Visa, Planeta Team Up for Better Mobile Payments in Mass Transit

February 27, 2024         By: Steven Anderson

For those who take mass transit on a regular basis, good for you. You’re cutting back on gas use and making sure more of it gets to the countryside, where getting on a train to work is just not an option. A new partnership effort between Visa and Planeta Informatica, meanwhile, looks like it will make mass transit even easier than ever thanks to new advances in contactless payment systems.

Visa has been working on improving contactless options for mass transit for some time now, and has its collective hands in the transit systems of 20 different cities contained throughout a total of 12 countries. At last report, Visa had 150 separate projects in an “ongoing” status, and has brought in several partners to make this happen.

In fact, Visa and Planeta recently got together with Ingenico Group to produce one such project, putting Visa SAM in place, which should help Metro Rio launch a contactless transit system that uses several of Ingenico’s own contactless payment systems.
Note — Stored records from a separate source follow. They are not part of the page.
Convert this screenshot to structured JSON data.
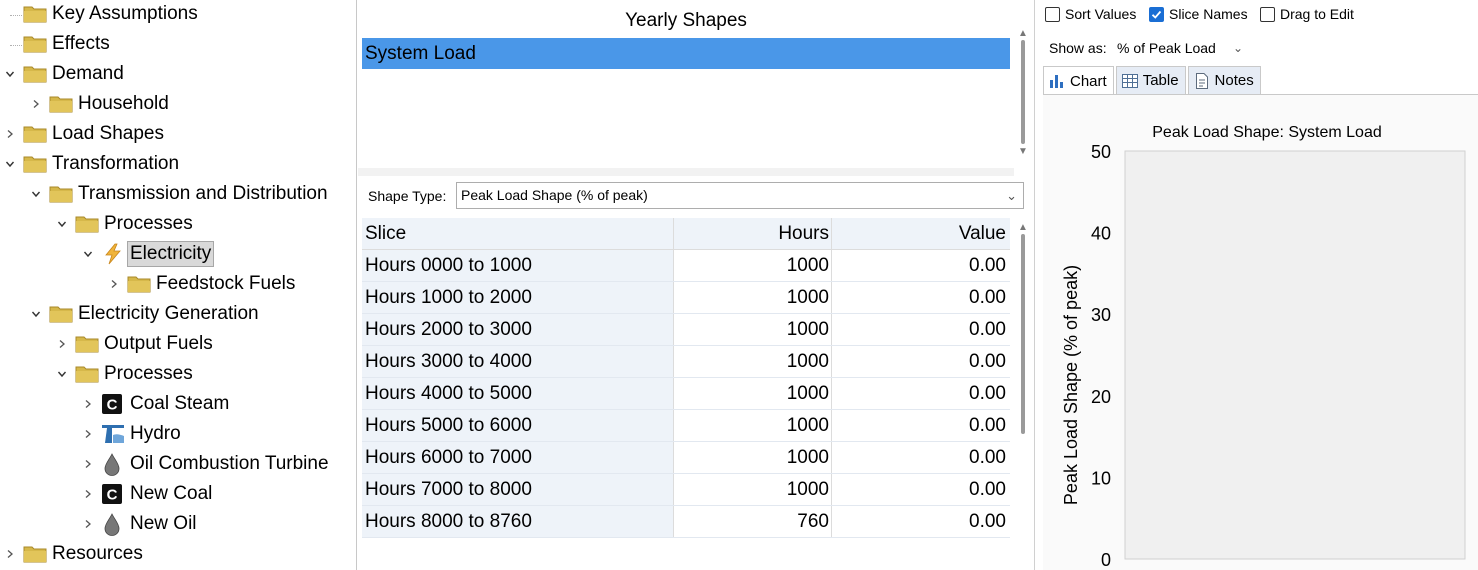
{
  "tree": {
    "items": [
      {
        "label": "Key Assumptions",
        "depth": 0,
        "expander": "none",
        "icon": "folder-icon"
      },
      {
        "label": "Effects",
        "depth": 0,
        "expander": "none",
        "icon": "folder-icon"
      },
      {
        "label": "Demand",
        "depth": 0,
        "expander": "expanded",
        "icon": "folder-icon"
      },
      {
        "label": "Household",
        "depth": 1,
        "expander": "collapsed",
        "icon": "folder-icon"
      },
      {
        "label": "Load Shapes",
        "depth": 0,
        "expander": "collapsed",
        "icon": "folder-icon"
      },
      {
        "label": "Transformation",
        "depth": 0,
        "expander": "expanded",
        "icon": "folder-icon"
      },
      {
        "label": "Transmission and Distribution",
        "depth": 1,
        "expander": "expanded",
        "icon": "folder-icon"
      },
      {
        "label": "Processes",
        "depth": 2,
        "expander": "expanded",
        "icon": "folder-icon"
      },
      {
        "label": "Electricity",
        "depth": 3,
        "expander": "expanded",
        "icon": "lightning-icon",
        "selected": true
      },
      {
        "label": "Feedstock Fuels",
        "depth": 4,
        "expander": "collapsed",
        "icon": "folder-icon"
      },
      {
        "label": "Electricity Generation",
        "depth": 1,
        "expander": "expanded",
        "icon": "folder-icon"
      },
      {
        "label": "Output Fuels",
        "depth": 2,
        "expander": "collapsed",
        "icon": "folder-icon"
      },
      {
        "label": "Processes",
        "depth": 2,
        "expander": "expanded",
        "icon": "folder-icon"
      },
      {
        "label": "Coal Steam",
        "depth": 3,
        "expander": "collapsed",
        "icon": "coal-icon"
      },
      {
        "label": "Hydro",
        "depth": 3,
        "expander": "collapsed",
        "icon": "hydro-icon"
      },
      {
        "label": "Oil Combustion Turbine",
        "depth": 3,
        "expander": "collapsed",
        "icon": "oil-drop-icon"
      },
      {
        "label": "New Coal",
        "depth": 3,
        "expander": "collapsed",
        "icon": "coal-icon"
      },
      {
        "label": "New Oil",
        "depth": 3,
        "expander": "collapsed",
        "icon": "oil-drop-icon"
      },
      {
        "label": "Resources",
        "depth": 0,
        "expander": "collapsed",
        "icon": "folder-icon"
      }
    ]
  },
  "yearly": {
    "header": "Yearly Shapes",
    "items": [
      "System Load"
    ]
  },
  "shape_type": {
    "label": "Shape Type:",
    "value": "Peak Load Shape (% of peak)"
  },
  "grid": {
    "columns": [
      "Slice",
      "Hours",
      "Value"
    ],
    "rows": [
      {
        "slice": "Hours 0000 to 1000",
        "hours": "1000",
        "value": "0.00"
      },
      {
        "slice": "Hours 1000 to 2000",
        "hours": "1000",
        "value": "0.00"
      },
      {
        "slice": "Hours 2000 to 3000",
        "hours": "1000",
        "value": "0.00"
      },
      {
        "slice": "Hours 3000 to 4000",
        "hours": "1000",
        "value": "0.00"
      },
      {
        "slice": "Hours 4000 to 5000",
        "hours": "1000",
        "value": "0.00"
      },
      {
        "slice": "Hours 5000 to 6000",
        "hours": "1000",
        "value": "0.00"
      },
      {
        "slice": "Hours 6000 to 7000",
        "hours": "1000",
        "value": "0.00"
      },
      {
        "slice": "Hours 7000 to 8000",
        "hours": "1000",
        "value": "0.00"
      },
      {
        "slice": "Hours 8000 to 8760",
        "hours": "760",
        "value": "0.00"
      }
    ]
  },
  "options": {
    "sort_values": {
      "label": "Sort Values",
      "checked": false
    },
    "slice_names": {
      "label": "Slice Names",
      "checked": true
    },
    "drag_to_edit": {
      "label": "Drag to Edit",
      "checked": false
    },
    "show_as_label": "Show as:",
    "show_as_value": "% of Peak Load"
  },
  "tabs": [
    {
      "label": "Chart",
      "icon": "bar-chart-icon",
      "active": true
    },
    {
      "label": "Table",
      "icon": "table-icon",
      "active": false
    },
    {
      "label": "Notes",
      "icon": "notes-icon",
      "active": false
    }
  ],
  "colors": {
    "selection": "#4a97e8",
    "folder": "#d6b84a",
    "checkbox_on": "#1a6ed4"
  },
  "chart_data": {
    "type": "bar",
    "title": "Peak Load Shape: System Load",
    "ylabel": "Peak Load Shape (% of peak)",
    "xlabel": "",
    "ylim": [
      0,
      50
    ],
    "yticks": [
      0,
      10,
      20,
      30,
      40,
      50
    ],
    "categories": [
      "Hours 0000 to 1000",
      "Hours 1000 to 2000",
      "Hours 2000 to 3000",
      "Hours 3000 to 4000",
      "Hours 4000 to 5000",
      "Hours 5000 to 6000",
      "Hours 6000 to 7000",
      "Hours 7000 to 8000",
      "Hours 8000 to 8760"
    ],
    "values": [
      0,
      0,
      0,
      0,
      0,
      0,
      0,
      0,
      0
    ]
  }
}
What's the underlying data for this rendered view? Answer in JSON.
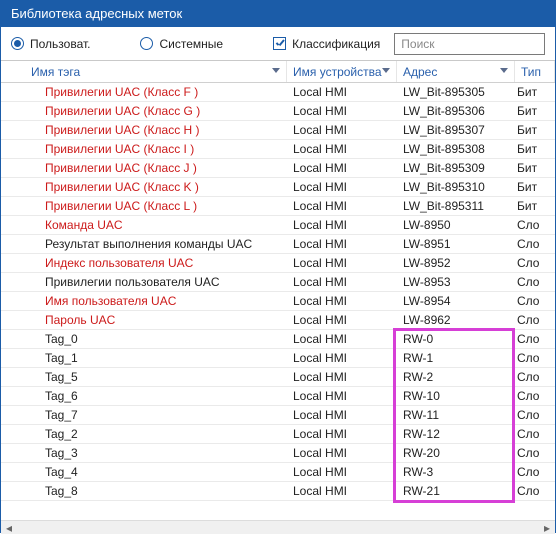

Visa’s global head of urban mobility, Nick Mackie, noted “This is a transformational development for public transit operators that want to improve their customers’ journeys and reduce their operational costs by removing the need for tickets or topping up fare cards. Through our work with Planeta Informatica, we have pioneered a way to accelerate the shift to contactless transit that is scalable and highly secure, while generating time and cost savings for transit operators by removing the hurdles of replacing potentially thousands of transit readers across the transport system.”

No one wants to struggle to use mass transit. It’s already a system that’s largely limited by necessity to urban centers, so why shrink the already-limited pool of potential users by making the tool unnecessarily hard to use? Plus, a lot of people are concerned about germs and the like on mass transit systems, so why not go to a contactless payment system that takes at least one potential infection vector out of the equation?

All told, this system should prove a welcome addition to mass transit riders’ everyday operations. Even if it only trims a little trouble off the day, that’s still a little less trouble than there was before.